Sin embargo, en los últimos años estas percepciones han sido sistemáticamente confrontadas.
De la percepción de la política como una actividad discontinua, hemos pasado a una vivir una realidad social progresivamente politizada.
De la percepción de que a través de la política se puede acceder a mejorar la propia posición, hemos pasado a una conciencia creciente de que la política debe estar al servicio del bien común. 
Pero la percepción que más se ha transformado hay que ir a buscarla a los barrios más humildes, donde gran parte de la gente ya no cree que haya que esperar la ayuda que viene de los punteros y los políticos en períodos de elecciones, sino que la mejora de su calidad de vida pasó a ser un asunto cotidiano, una política de Estado.
 
Para finalizar, quiero volver al tema del acto, que es lo que motivó estos pensamientos.
Cuando en los ’90 se extendieron las zonas de exclusión, y cada vez más personas tuvieron menos acceso a los bienes materiales y simbólicos, los actos políticos eran una gran oportunidad para evadir por un rato la opresión cotidiana de la vida en la villa y el barrio.

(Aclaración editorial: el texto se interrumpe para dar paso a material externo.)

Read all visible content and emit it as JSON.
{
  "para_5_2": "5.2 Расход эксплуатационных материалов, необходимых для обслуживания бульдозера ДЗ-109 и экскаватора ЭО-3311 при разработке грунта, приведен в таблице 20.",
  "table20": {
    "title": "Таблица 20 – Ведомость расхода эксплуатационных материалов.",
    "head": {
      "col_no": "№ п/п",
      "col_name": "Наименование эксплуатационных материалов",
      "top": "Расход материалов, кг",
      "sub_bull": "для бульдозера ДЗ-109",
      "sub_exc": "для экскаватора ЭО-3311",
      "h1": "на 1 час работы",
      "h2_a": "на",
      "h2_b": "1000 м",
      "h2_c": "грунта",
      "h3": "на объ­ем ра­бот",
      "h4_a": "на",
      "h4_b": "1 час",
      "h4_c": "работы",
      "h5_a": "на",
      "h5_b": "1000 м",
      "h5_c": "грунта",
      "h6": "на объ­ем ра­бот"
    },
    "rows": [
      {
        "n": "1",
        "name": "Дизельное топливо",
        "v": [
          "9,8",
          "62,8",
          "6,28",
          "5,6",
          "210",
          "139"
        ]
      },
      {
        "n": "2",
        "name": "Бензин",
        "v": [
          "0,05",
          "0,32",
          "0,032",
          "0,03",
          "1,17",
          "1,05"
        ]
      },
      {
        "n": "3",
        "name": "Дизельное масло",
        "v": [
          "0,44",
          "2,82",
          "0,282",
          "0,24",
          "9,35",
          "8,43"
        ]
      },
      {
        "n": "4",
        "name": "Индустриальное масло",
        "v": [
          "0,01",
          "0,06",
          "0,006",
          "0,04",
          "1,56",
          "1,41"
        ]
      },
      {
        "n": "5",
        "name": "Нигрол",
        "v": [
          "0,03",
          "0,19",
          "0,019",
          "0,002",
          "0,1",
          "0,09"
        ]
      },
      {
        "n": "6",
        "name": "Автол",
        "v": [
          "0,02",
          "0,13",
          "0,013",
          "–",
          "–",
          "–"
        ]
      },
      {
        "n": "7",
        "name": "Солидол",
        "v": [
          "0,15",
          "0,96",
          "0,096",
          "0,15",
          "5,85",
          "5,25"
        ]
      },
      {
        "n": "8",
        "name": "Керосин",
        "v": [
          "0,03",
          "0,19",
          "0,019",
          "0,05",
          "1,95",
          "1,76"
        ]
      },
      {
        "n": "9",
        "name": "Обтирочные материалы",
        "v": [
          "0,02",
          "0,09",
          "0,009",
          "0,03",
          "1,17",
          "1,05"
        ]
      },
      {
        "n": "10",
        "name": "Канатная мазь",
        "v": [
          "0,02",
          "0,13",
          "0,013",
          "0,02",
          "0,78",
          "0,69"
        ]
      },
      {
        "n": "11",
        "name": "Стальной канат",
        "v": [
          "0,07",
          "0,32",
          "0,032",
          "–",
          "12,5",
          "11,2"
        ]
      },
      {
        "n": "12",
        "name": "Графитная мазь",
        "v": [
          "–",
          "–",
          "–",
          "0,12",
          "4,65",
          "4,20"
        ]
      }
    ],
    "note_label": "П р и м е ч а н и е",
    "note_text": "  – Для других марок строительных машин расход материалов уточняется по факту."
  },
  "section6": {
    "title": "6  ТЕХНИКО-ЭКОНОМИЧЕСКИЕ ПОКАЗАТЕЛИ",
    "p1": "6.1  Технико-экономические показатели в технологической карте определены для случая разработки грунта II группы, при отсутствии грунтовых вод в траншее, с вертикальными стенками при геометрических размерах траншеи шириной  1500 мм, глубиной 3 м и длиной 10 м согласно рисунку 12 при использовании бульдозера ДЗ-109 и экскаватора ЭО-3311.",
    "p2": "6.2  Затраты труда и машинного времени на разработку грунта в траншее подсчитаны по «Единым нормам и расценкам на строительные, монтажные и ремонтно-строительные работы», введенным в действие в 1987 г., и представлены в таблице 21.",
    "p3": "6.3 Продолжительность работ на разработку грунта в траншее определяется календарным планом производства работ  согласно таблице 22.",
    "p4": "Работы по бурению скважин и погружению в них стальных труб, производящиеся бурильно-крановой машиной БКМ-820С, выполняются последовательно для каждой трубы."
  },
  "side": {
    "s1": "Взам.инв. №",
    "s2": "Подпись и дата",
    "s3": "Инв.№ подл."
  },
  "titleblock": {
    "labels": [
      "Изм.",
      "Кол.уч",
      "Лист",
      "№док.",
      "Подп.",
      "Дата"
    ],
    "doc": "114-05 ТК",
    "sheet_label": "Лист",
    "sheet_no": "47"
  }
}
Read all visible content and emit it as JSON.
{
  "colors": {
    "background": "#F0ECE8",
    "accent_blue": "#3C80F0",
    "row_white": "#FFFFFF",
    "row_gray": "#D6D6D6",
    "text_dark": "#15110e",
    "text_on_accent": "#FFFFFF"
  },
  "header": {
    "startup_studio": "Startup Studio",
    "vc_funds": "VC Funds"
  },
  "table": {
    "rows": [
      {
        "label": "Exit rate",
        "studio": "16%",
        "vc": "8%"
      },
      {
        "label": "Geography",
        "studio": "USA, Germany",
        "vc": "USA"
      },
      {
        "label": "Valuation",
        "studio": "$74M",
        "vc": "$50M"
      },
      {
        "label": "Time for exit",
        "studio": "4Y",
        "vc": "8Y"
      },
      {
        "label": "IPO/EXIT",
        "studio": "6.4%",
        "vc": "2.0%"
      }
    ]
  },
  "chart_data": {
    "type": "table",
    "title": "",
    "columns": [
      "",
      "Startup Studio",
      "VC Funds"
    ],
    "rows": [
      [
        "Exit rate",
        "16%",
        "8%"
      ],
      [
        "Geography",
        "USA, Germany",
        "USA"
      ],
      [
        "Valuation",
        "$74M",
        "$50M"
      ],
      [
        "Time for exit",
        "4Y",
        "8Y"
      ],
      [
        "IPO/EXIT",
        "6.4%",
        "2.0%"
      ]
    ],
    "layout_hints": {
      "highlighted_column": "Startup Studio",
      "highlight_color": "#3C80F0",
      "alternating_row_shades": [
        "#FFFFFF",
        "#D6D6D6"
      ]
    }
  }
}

Sólo la consideración de la privación extrema a la que las personas estaban sometidas puede volver comprensible el sentido altamente simbólico que se le daba a un viaje gratis al centro de la ciudad. El carácter del acto como espectáculo no puede ser obviado cuando nos preguntamos por qué tanta gente asistía a actos que poco tenían que ver con ellos. El choripán, la cerveza, la coca, el porro o la dosis de cocaína eran parte de su carácter distractivo. El acto político como salida. En el más brutal sentido del término: como salida –por un ratito- de la propia vida.
Lo que vimos ayer fue otra cosa. Y aunque se insista en poner el acento en que hubo micros, y aunque se sugiera metirosamente que se pagó o que la gente fue por un choripán y una coca, ahí estuvo la Plaza llena.
Esta vez la gente no fue a romper con su cotidiano. Fue a celebrar.